Chemical / Acid Treatment
Well rehabilitation can be accomplished using specially designed chemicals and/or acids that will remove biofouling, mineral incrustation, and other blockages, and kill any bacteria, such as iron bacteria, that could be creating sludge or plugging perforations in the well.

Careful design of the chemical treatment process is required to make sure that the applied chemical is carefully and correctly used, as the chemical costs are often very high, and the work is often time intensive to accomplish correctly.

Well Fracking
Well Fracking involves the use of a drilling rig or other equipment to place specially designed inflatable packers in the well to isolate rock fractures that produce water. Water is then pumped into the well below the packers against the rock fractures, often at up to 30-50 GPM under 1000-3000 PSI of pressure. This is NOT Hydraulic Fracturing as seen in the oil field, but is more akin to a high flow pressure cleaning of the rock fractures. By performing this high flow cleaning, loose debris and other blockages are removed from the fracture to better let water enter the well.

Only a couple of contractors in Washington State offer these services, JKA does not currently.

How do I measure specific capacity?
Specific capacity is a complicated ratio that defines a wells performance at different yields/pumping rates. In order to determine specific capacity, you’ll need to measure Static Water Level, which is the highest point in the well that water reaches without being pumped. You’ll then need to measure drawdown in the well at a specific flow rate – say 10 gallons per minute. Drawdown is the measure of the difference in feet that the water drops from the static water level when the well is pumping. Specifically, you need the drawdown to stabilize (stop dropping) in the well before you measure and record it. Then divide the pumping rate (10 GPM) by the drawdown measured – this gives you Specific Capacity in GPM per foot of drawdown.

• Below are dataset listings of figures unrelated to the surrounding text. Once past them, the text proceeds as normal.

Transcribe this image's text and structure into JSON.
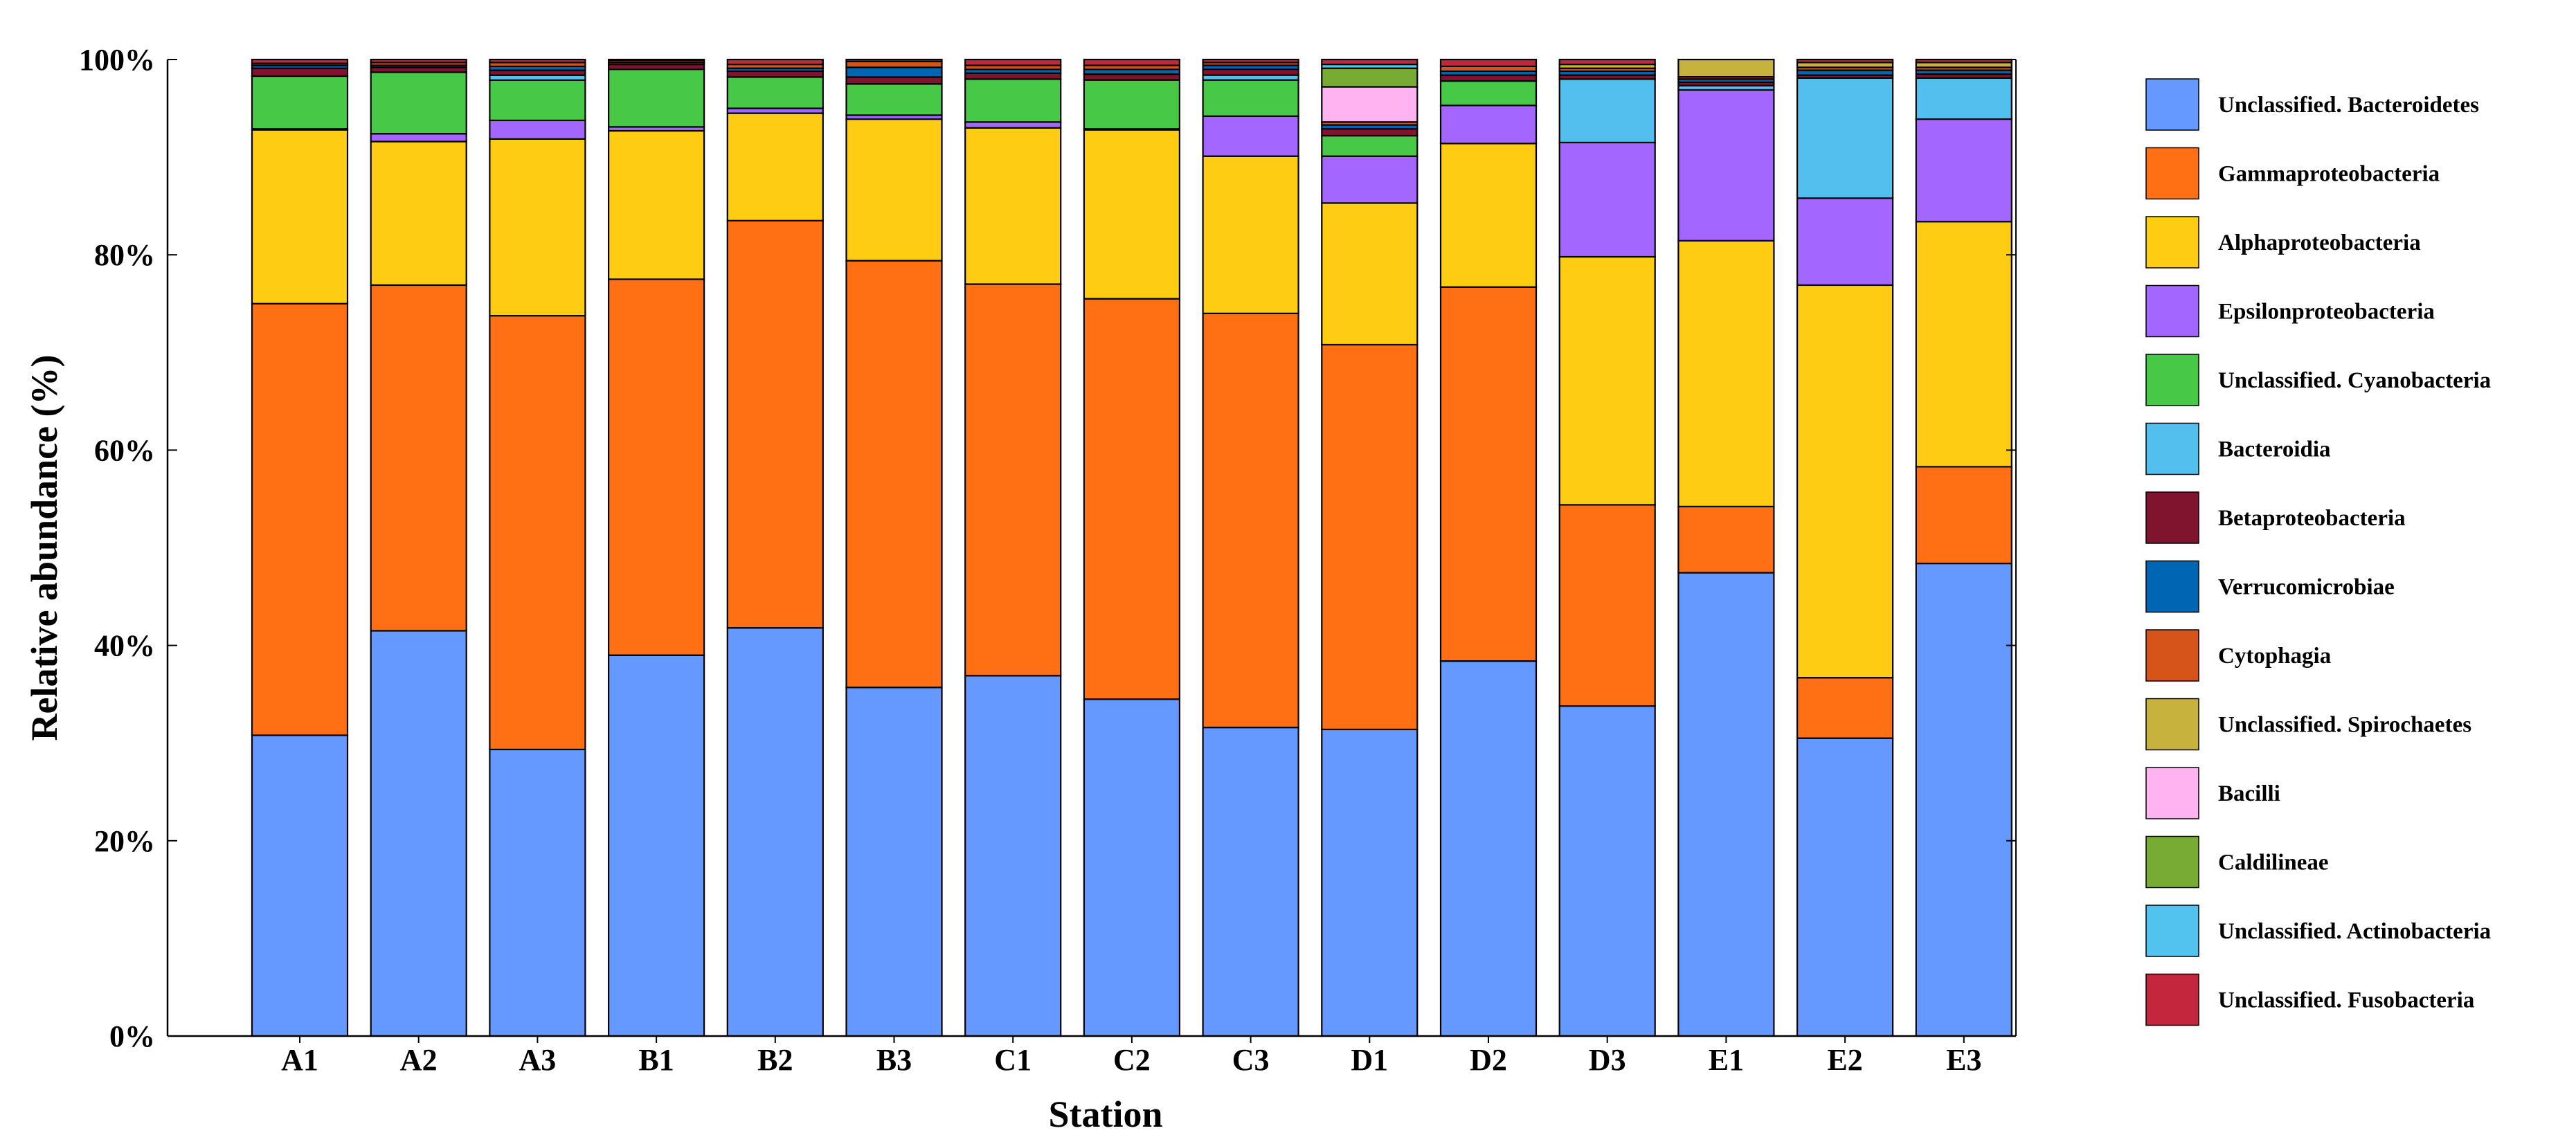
{
  "chart_data": {
    "type": "bar",
    "stacked": true,
    "normalized": true,
    "title": "",
    "xlabel": "Station",
    "ylabel": "Relative abundance (%)",
    "ylim": [
      0,
      100
    ],
    "yticks": [
      "0%",
      "20%",
      "40%",
      "60%",
      "80%",
      "100%"
    ],
    "categories": [
      "A1",
      "A2",
      "A3",
      "B1",
      "B2",
      "B3",
      "C1",
      "C2",
      "C3",
      "D1",
      "D2",
      "D3",
      "E1",
      "E2",
      "E3"
    ],
    "legend_position": "right",
    "series": [
      {
        "name": "Unclassified. Bacteroidetes",
        "color": "#6699ff",
        "values": [
          30.8,
          41.5,
          29.2,
          39.0,
          41.8,
          35.7,
          36.9,
          34.5,
          31.6,
          31.4,
          38.4,
          33.8,
          42.7,
          30.5,
          48.4
        ]
      },
      {
        "name": "Gammaproteobacteria",
        "color": "#ff7014",
        "values": [
          44.2,
          35.4,
          44.2,
          38.5,
          41.7,
          43.7,
          40.1,
          41.0,
          42.4,
          39.4,
          38.3,
          20.6,
          6.1,
          6.2,
          9.9
        ]
      },
      {
        "name": "Alphaproteobacteria",
        "color": "#ffcc14",
        "values": [
          17.8,
          14.7,
          18.0,
          15.2,
          11.0,
          14.5,
          16.0,
          17.3,
          16.1,
          14.5,
          14.7,
          25.4,
          24.5,
          40.2,
          25.1
        ]
      },
      {
        "name": "Epsilonproteobacteria",
        "color": "#a366ff",
        "values": [
          0.1,
          0.8,
          1.9,
          0.4,
          0.5,
          0.4,
          0.6,
          0.1,
          4.1,
          4.8,
          3.9,
          11.7,
          13.9,
          8.9,
          10.5
        ]
      },
      {
        "name": "Unclassified. Cyanobacteria",
        "color": "#47c947",
        "values": [
          5.4,
          6.3,
          4.1,
          5.9,
          3.2,
          3.2,
          4.4,
          5.0,
          3.7,
          2.1,
          2.5,
          0.0,
          0.0,
          0.0,
          0.0
        ]
      },
      {
        "name": "Bacteroidia",
        "color": "#52bfef",
        "values": [
          0.0,
          0.0,
          0.5,
          0.0,
          0.0,
          0.0,
          0.0,
          0.0,
          0.5,
          0.0,
          0.0,
          6.5,
          0.4,
          12.3,
          4.2
        ]
      },
      {
        "name": "Betaproteobacteria",
        "color": "#80142e",
        "values": [
          0.8,
          0.5,
          0.5,
          0.5,
          0.6,
          0.7,
          0.6,
          0.6,
          0.6,
          0.7,
          0.6,
          0.4,
          0.3,
          0.3,
          0.4
        ]
      },
      {
        "name": "Verrucomicrobiae",
        "color": "#0066b3",
        "values": [
          0.3,
          0.2,
          0.4,
          0.2,
          0.3,
          1.0,
          0.4,
          0.5,
          0.4,
          0.4,
          0.4,
          0.4,
          0.3,
          0.5,
          0.4
        ]
      },
      {
        "name": "Cytophagia",
        "color": "#d6541a",
        "values": [
          0.2,
          0.3,
          0.4,
          0.2,
          0.4,
          0.6,
          0.4,
          0.4,
          0.3,
          0.3,
          0.5,
          0.3,
          0.2,
          0.3,
          0.3
        ]
      },
      {
        "name": "Unclassified. Spirochaetes",
        "color": "#c7b23d",
        "values": [
          0.0,
          0.0,
          0.0,
          0.0,
          0.0,
          0.0,
          0.0,
          0.0,
          0.0,
          0.0,
          0.0,
          0.4,
          1.6,
          0.5,
          0.5
        ]
      },
      {
        "name": "Bacilli",
        "color": "#ffb3f0",
        "values": [
          0.0,
          0.0,
          0.0,
          0.0,
          0.0,
          0.0,
          0.0,
          0.0,
          0.0,
          3.6,
          0.0,
          0.0,
          0.0,
          0.0,
          0.0
        ]
      },
      {
        "name": "Caldilineae",
        "color": "#78ab33",
        "values": [
          0.0,
          0.0,
          0.0,
          0.0,
          0.0,
          0.0,
          0.0,
          0.0,
          0.0,
          1.9,
          0.0,
          0.0,
          0.0,
          0.0,
          0.0
        ]
      },
      {
        "name": "Unclassified. Actinobacteria",
        "color": "#52c2ef",
        "values": [
          0.0,
          0.0,
          0.0,
          0.0,
          0.0,
          0.0,
          0.0,
          0.0,
          0.0,
          0.4,
          0.0,
          0.0,
          0.0,
          0.0,
          0.0
        ]
      },
      {
        "name": "Unclassified. Fusobacteria",
        "color": "#c4263d",
        "values": [
          0.4,
          0.3,
          0.3,
          0.1,
          0.5,
          0.2,
          0.6,
          0.6,
          0.3,
          0.5,
          0.7,
          0.5,
          0.0,
          0.3,
          0.3
        ]
      }
    ]
  }
}
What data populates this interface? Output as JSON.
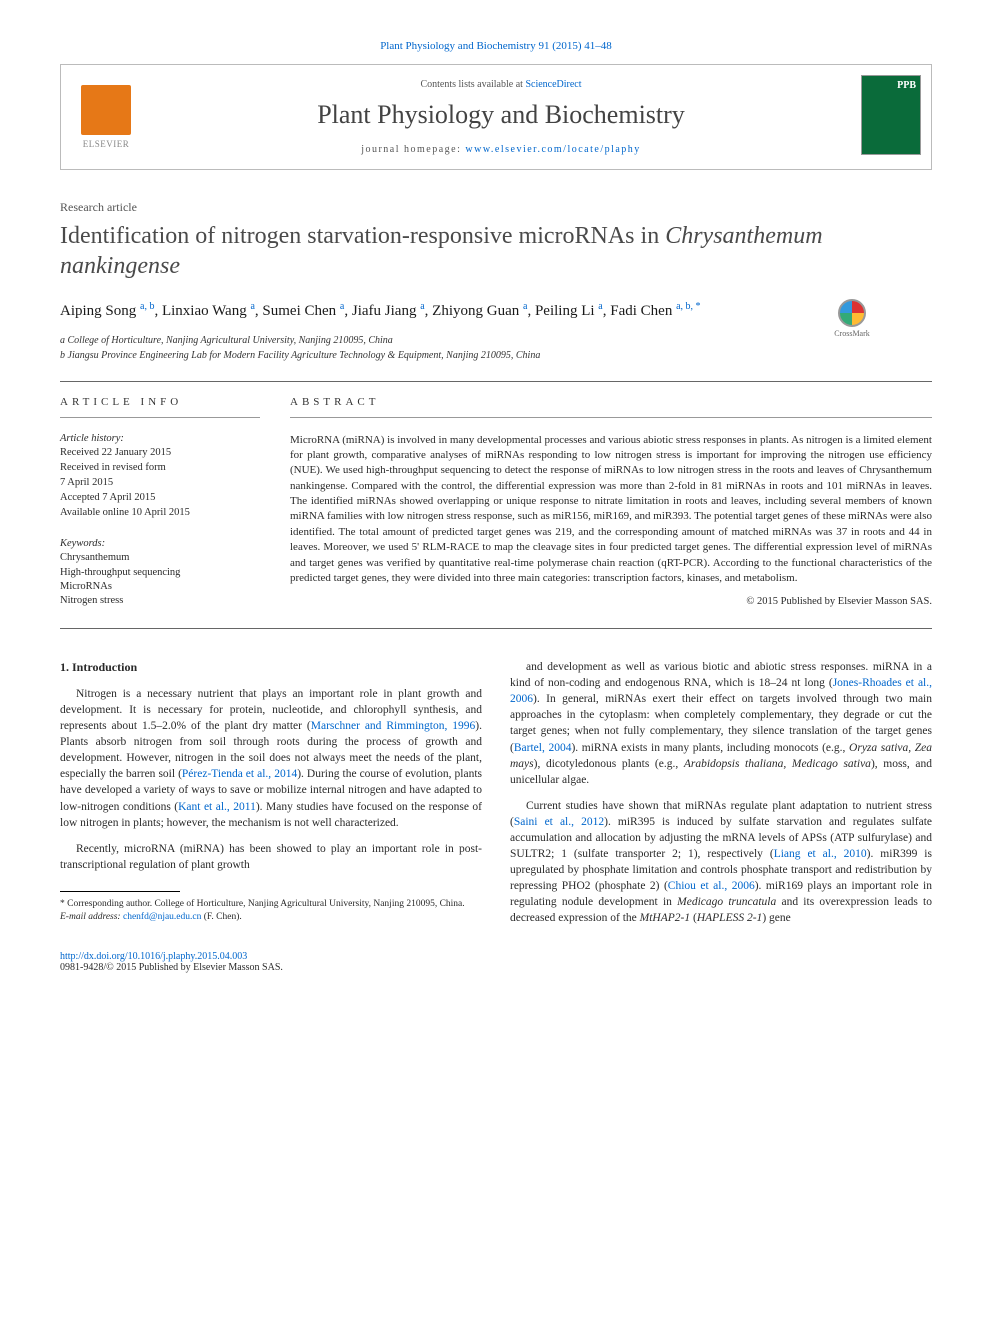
{
  "citation": "Plant Physiology and Biochemistry 91 (2015) 41–48",
  "header": {
    "contents": "Contents lists available at ",
    "sd": "ScienceDirect",
    "journal": "Plant Physiology and Biochemistry",
    "homepage_prefix": "journal homepage: ",
    "homepage": "www.elsevier.com/locate/plaphy",
    "elsevier": "ELSEVIER",
    "cover_abbr": "PPB"
  },
  "article_type": "Research article",
  "title_part1": "Identification of nitrogen starvation-responsive microRNAs in ",
  "title_part2": "Chrysanthemum nankingense",
  "crossmark": "CrossMark",
  "authors": {
    "a1_name": "Aiping Song ",
    "a1_sup": "a, b",
    "a2_name": ", Linxiao Wang ",
    "a2_sup": "a",
    "a3_name": ", Sumei Chen ",
    "a3_sup": "a",
    "a4_name": ", Jiafu Jiang ",
    "a4_sup": "a",
    "a5_name": ", Zhiyong Guan ",
    "a5_sup": "a",
    "a6_name": ", Peiling Li ",
    "a6_sup": "a",
    "a7_name": ", Fadi Chen ",
    "a7_sup": "a, b, *"
  },
  "affiliations": {
    "a": "a College of Horticulture, Nanjing Agricultural University, Nanjing 210095, China",
    "b": "b Jiangsu Province Engineering Lab for Modern Facility Agriculture Technology & Equipment, Nanjing 210095, China"
  },
  "info_header": "ARTICLE INFO",
  "abstract_header": "ABSTRACT",
  "history": {
    "label": "Article history:",
    "h1": "Received 22 January 2015",
    "h2": "Received in revised form",
    "h3": "7 April 2015",
    "h4": "Accepted 7 April 2015",
    "h5": "Available online 10 April 2015"
  },
  "keywords": {
    "label": "Keywords:",
    "k1": "Chrysanthemum",
    "k2": "High-throughput sequencing",
    "k3": "MicroRNAs",
    "k4": "Nitrogen stress"
  },
  "abstract_text": "MicroRNA (miRNA) is involved in many developmental processes and various abiotic stress responses in plants. As nitrogen is a limited element for plant growth, comparative analyses of miRNAs responding to low nitrogen stress is important for improving the nitrogen use efficiency (NUE). We used high-throughput sequencing to detect the response of miRNAs to low nitrogen stress in the roots and leaves of Chrysanthemum nankingense. Compared with the control, the differential expression was more than 2-fold in 81 miRNAs in roots and 101 miRNAs in leaves. The identified miRNAs showed overlapping or unique response to nitrate limitation in roots and leaves, including several members of known miRNA families with low nitrogen stress response, such as miR156, miR169, and miR393. The potential target genes of these miRNAs were also identified. The total amount of predicted target genes was 219, and the corresponding amount of matched miRNAs was 37 in roots and 44 in leaves. Moreover, we used 5' RLM-RACE to map the cleavage sites in four predicted target genes. The differential expression level of miRNAs and target genes was verified by quantitative real-time polymerase chain reaction (qRT-PCR). According to the functional characteristics of the predicted target genes, they were divided into three main categories: transcription factors, kinases, and metabolism.",
  "copyright": "© 2015 Published by Elsevier Masson SAS.",
  "section_1": "1. Introduction",
  "para1_a": "Nitrogen is a necessary nutrient that plays an important role in plant growth and development. It is necessary for protein, nucleotide, and chlorophyll synthesis, and represents about 1.5–2.0% of the plant dry matter (",
  "para1_r1": "Marschner and Rimmington, 1996",
  "para1_b": "). Plants absorb nitrogen from soil through roots during the process of growth and development. However, nitrogen in the soil does not always meet the needs of the plant, especially the barren soil (",
  "para1_r2": "Pérez-Tienda et al., 2014",
  "para1_c": "). During the course of evolution, plants have developed a variety of ways to save or mobilize internal nitrogen and have adapted to low-nitrogen conditions (",
  "para1_r3": "Kant et al., 2011",
  "para1_d": "). Many studies have focused on the response of low nitrogen in plants; however, the mechanism is not well characterized.",
  "para2": "Recently, microRNA (miRNA) has been showed to play an important role in post-transcriptional regulation of plant growth",
  "para3_a": "and development as well as various biotic and abiotic stress responses. miRNA in a kind of non-coding and endogenous RNA, which is 18–24 nt long (",
  "para3_r1": "Jones-Rhoades et al., 2006",
  "para3_b": "). In general, miRNAs exert their effect on targets involved through two main approaches in the cytoplasm: when completely complementary, they degrade or cut the target genes; when not fully complementary, they silence translation of the target genes (",
  "para3_r2": "Bartel, 2004",
  "para3_c": "). miRNA exists in many plants, including monocots (e.g., ",
  "para3_i1": "Oryza sativa, Zea mays",
  "para3_d": "), dicotyledonous plants (e.g., ",
  "para3_i2": "Arabidopsis thaliana, Medicago sativa",
  "para3_e": "), moss, and unicellular algae.",
  "para4_a": "Current studies have shown that miRNAs regulate plant adaptation to nutrient stress (",
  "para4_r1": "Saini et al., 2012",
  "para4_b": "). miR395 is induced by sulfate starvation and regulates sulfate accumulation and allocation by adjusting the mRNA levels of APSs (ATP sulfurylase) and SULTR2; 1 (sulfate transporter 2; 1), respectively (",
  "para4_r2": "Liang et al., 2010",
  "para4_c": "). miR399 is upregulated by phosphate limitation and controls phosphate transport and redistribution by repressing PHO2 (phosphate 2) (",
  "para4_r3": "Chiou et al., 2006",
  "para4_d": "). miR169 plays an important role in regulating nodule development in ",
  "para4_i1": "Medicago truncatula",
  "para4_e": " and its overexpression leads to decreased expression of the ",
  "para4_i2": "MtHAP2-1",
  "para4_f": " (",
  "para4_i3": "HAPLESS 2-1",
  "para4_g": ") gene",
  "footnote": {
    "corr": "* Corresponding author. College of Horticulture, Nanjing Agricultural University, Nanjing 210095, China.",
    "email_label": "E-mail address: ",
    "email": "chenfd@njau.edu.cn",
    "email_suffix": " (F. Chen)."
  },
  "footer": {
    "doi": "http://dx.doi.org/10.1016/j.plaphy.2015.04.003",
    "issn": "0981-9428/© 2015 Published by Elsevier Masson SAS."
  },
  "colors": {
    "link": "#0066cc",
    "elsevier_orange": "#e67817",
    "cover_green": "#0a6b3a"
  }
}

Your well may not be setup to easily take these measurements, and collecting this data requires a number of specialized tools. JKA Well Drilling & Pumps can help setup a well with sounding tubes, water meters, and other equipment to allow for long term monitoring.

Is it worth it?
For residential and small irrigation wells, well rehabilitation is most often scheduled when the well production has dropped to a point where there are interruptions in service, or when a pump fails and investigation as to possible causes finds that the well has been infilled with material or is severely clogged. At this point, production is so greatly hampered that there’s no question as to the value of cleaning and rehabilitating the well. In these types of situations, it behooves the well owner to pay attention to their well’s specific capacity (well yield divided by drawdown), as the specific capacity numbers dropping will indicate that the well is clogging and requires attention before significant issues are found.

Just like marginal wells with problems, industrial, commercial, municipal, and agricultural wells will benefit from periodic and regular well cleaning, which will increase well performance and reduce operating costs. For these types of wells, studies have shown an annual or biannual well maintenance program usually costs between 10%-20% of the cost required for a full-scale rehabilitation procedure. But a typical full-scale rehabilitation process can cost up to 20%-30% of the cost for a new replacement well with the same size and depth.

A well should generally receive some type of maintenance if the relative yield or specific capacity falls to or is more than 2%-5% from its new or previously tested state. It should be rehabilitated if the relative yield or specific capacity declines more than 15%-20% from its previous condition. Any further drop in specific capacity can result in the well passing the point of no return where the best and most aggressive rehabilitation techniques may not be capable of recovering more than 75%-80% of the original yield.